É concebível dar como exemplo a toda a Igreja o papa que declarou: «A Tradição não é um dado congelado ou morto, um fato de alguma maneira estático que bloquearia em dado momento a vida desse organismo ativo que é a Igreja» e que censurou Mons. Lefebvre de evocar um conceito «falseado» da Tradição[12]? O pontificado de João Batista Montini é, em todo caso, um sinal certíssimo da introdução de um espírito novo na Igreja, «espírito liberal, teillardiano, modernista, oposto ao Reino de Nosso Senhor Jesus Cristo»[13]. Um espírito oposto Àquele que animava todos os santos canonizados antes do Concílio.
Notas
- DS 3019.
- DS 3539.
- «Admirar» traduz com precisão o verbo latino animadvertere. A admiração está no termo final da busca filosófica, enquanto que o espanto está em seu termo inicial. Começamos por nos espantarmos, pois não vemos a causa da qual procede o efeito observado (o que implica uma deficiência, ou uma privação de conhecimento) e em seguida admiramos conjuntamente o efeito e sua causa enfim descoberta (o que implica uma perfeição ou uma plenitude de conhecimento). Admiramos porque compreendemos, porque vimos e porque sabemos, enquanto que nos espantamos porque não compreendemos, porque não vemos e porque ignoramos.
- Suma Teológica, IIIa pars, questão 15, artigo 8.
- O que é raro não necessariamente é novo e inabitual. Um efeito raro é um efeito que não se produz com frequência, mas pode se tratar de um efeito já produzido e com uma frequência suficiente para não ser nem novo e nem inabitual. Assim ocorre com certas curas, raras mas perfeitamente identificadas e explicadas pela medicina.
- Suma Teológica, Ia pars, questão 110, artigo 4.
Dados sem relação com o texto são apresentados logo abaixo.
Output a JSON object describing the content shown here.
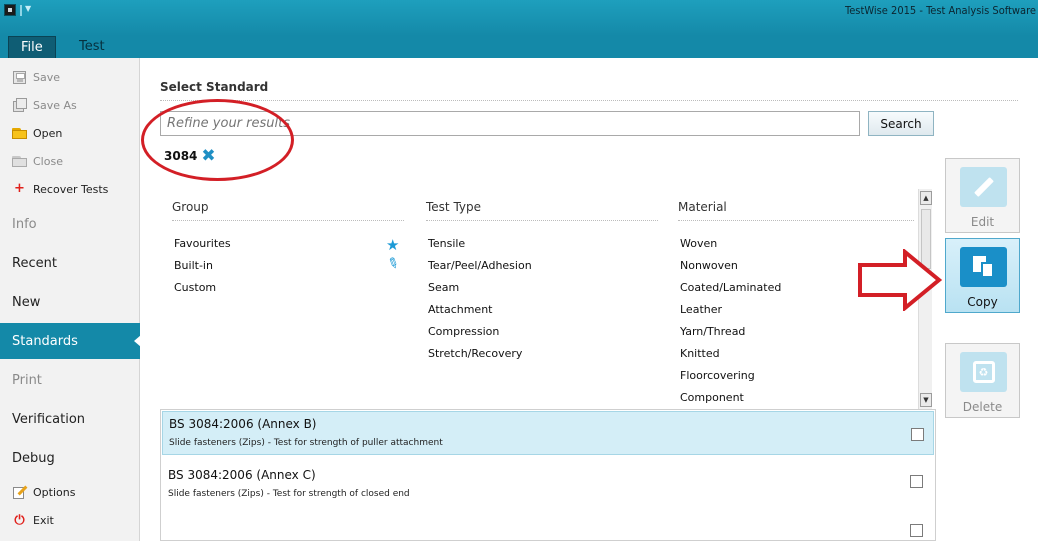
{
  "window": {
    "title": "TestWise 2015 - Test Analysis Software"
  },
  "ribbon": {
    "tabs": [
      "File",
      "Test"
    ]
  },
  "sidebar": {
    "commands": [
      {
        "label": "Save",
        "enabled": false,
        "icon": "save-icon"
      },
      {
        "label": "Save As",
        "enabled": false,
        "icon": "save-as-icon"
      },
      {
        "label": "Open",
        "enabled": true,
        "icon": "open-folder-icon"
      },
      {
        "label": "Close",
        "enabled": false,
        "icon": "close-folder-icon"
      },
      {
        "label": "Recover Tests",
        "enabled": true,
        "icon": "recover-plus-icon"
      }
    ],
    "nav": [
      {
        "label": "Info",
        "enabled": false
      },
      {
        "label": "Recent",
        "enabled": true
      },
      {
        "label": "New",
        "enabled": true
      },
      {
        "label": "Standards",
        "enabled": true,
        "active": true
      },
      {
        "label": "Print",
        "enabled": false
      },
      {
        "label": "Verification",
        "enabled": true
      },
      {
        "label": "Debug",
        "enabled": true
      }
    ],
    "footer": [
      {
        "label": "Options",
        "icon": "options-icon"
      },
      {
        "label": "Exit",
        "icon": "power-icon"
      }
    ]
  },
  "main": {
    "title": "Select Standard",
    "search": {
      "placeholder": "Refine your results",
      "value": "",
      "button": "Search"
    },
    "filter_chip": "3084",
    "columns": {
      "group": {
        "header": "Group",
        "items": [
          "Favourites",
          "Built-in",
          "Custom"
        ]
      },
      "test_type": {
        "header": "Test Type",
        "items": [
          "Tensile",
          "Tear/Peel/Adhesion",
          "Seam",
          "Attachment",
          "Compression",
          "Stretch/Recovery"
        ]
      },
      "material": {
        "header": "Material",
        "items": [
          "Woven",
          "Nonwoven",
          "Coated/Laminated",
          "Leather",
          "Yarn/Thread",
          "Knitted",
          "Floorcovering",
          "Component"
        ]
      }
    },
    "results": [
      {
        "code": "BS 3084:2006 (Annex B)",
        "description": "Slide fasteners (Zips) - Test for strength of puller attachment",
        "selected": true,
        "checked": false
      },
      {
        "code": "BS 3084:2006 (Annex C)",
        "description": "Slide fasteners (Zips) - Test for strength of closed end",
        "selected": false,
        "checked": false
      },
      {
        "code": "",
        "description": "",
        "selected": false,
        "checked": false
      }
    ]
  },
  "actions": [
    {
      "label": "Edit",
      "enabled": false,
      "icon": "edit-pencil-icon"
    },
    {
      "label": "Copy",
      "enabled": true,
      "icon": "copy-icon"
    },
    {
      "label": "Delete",
      "enabled": false,
      "icon": "recycle-bin-icon"
    }
  ],
  "colors": {
    "accent": "#1489a8",
    "annotation": "#d31f26",
    "selection": "#d4eef7"
  }
}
- Suma Teológica, IIaIIa, questão 178, artigo 2, corpus.
- DS 3019.
- Cf. explicação do Doutor Jean-Pierre Dickès, «Santo súbito: um milagre subitamente explicável e portanto de forma alguma miraculoso!» no site La Porte Latine, 10 de junho de 2014. Segundo o parecer dos especialistas, o suposto milagre tomado pela Santa Sé para a canonização de João Paulo II cai nessa categoria de curas raras, mas medicamente explicáveis por fatores naturais. Médicos de reputação internacional protestaram com veemência contra a fraude, mas em vão.
- 10. Cf. artigo «D’avril à octobre» publicado no número de julho-agosto de 2014 do Courrier de Rome.
- Suma Teológica, IaIIa, questão 58, artigo 4.
- Proposta de Paulo VI citada por Mons. Lefebvre na Conferência em Écône de 18 de outubro de 1976, Vu de haut nº 13, capítulo XIV, p. 45-46.
- Extraído do livro J’accuse le Concile, citado por Mons. Lefebvre, Vu de haut nº 13, capítulo XII, p. 37.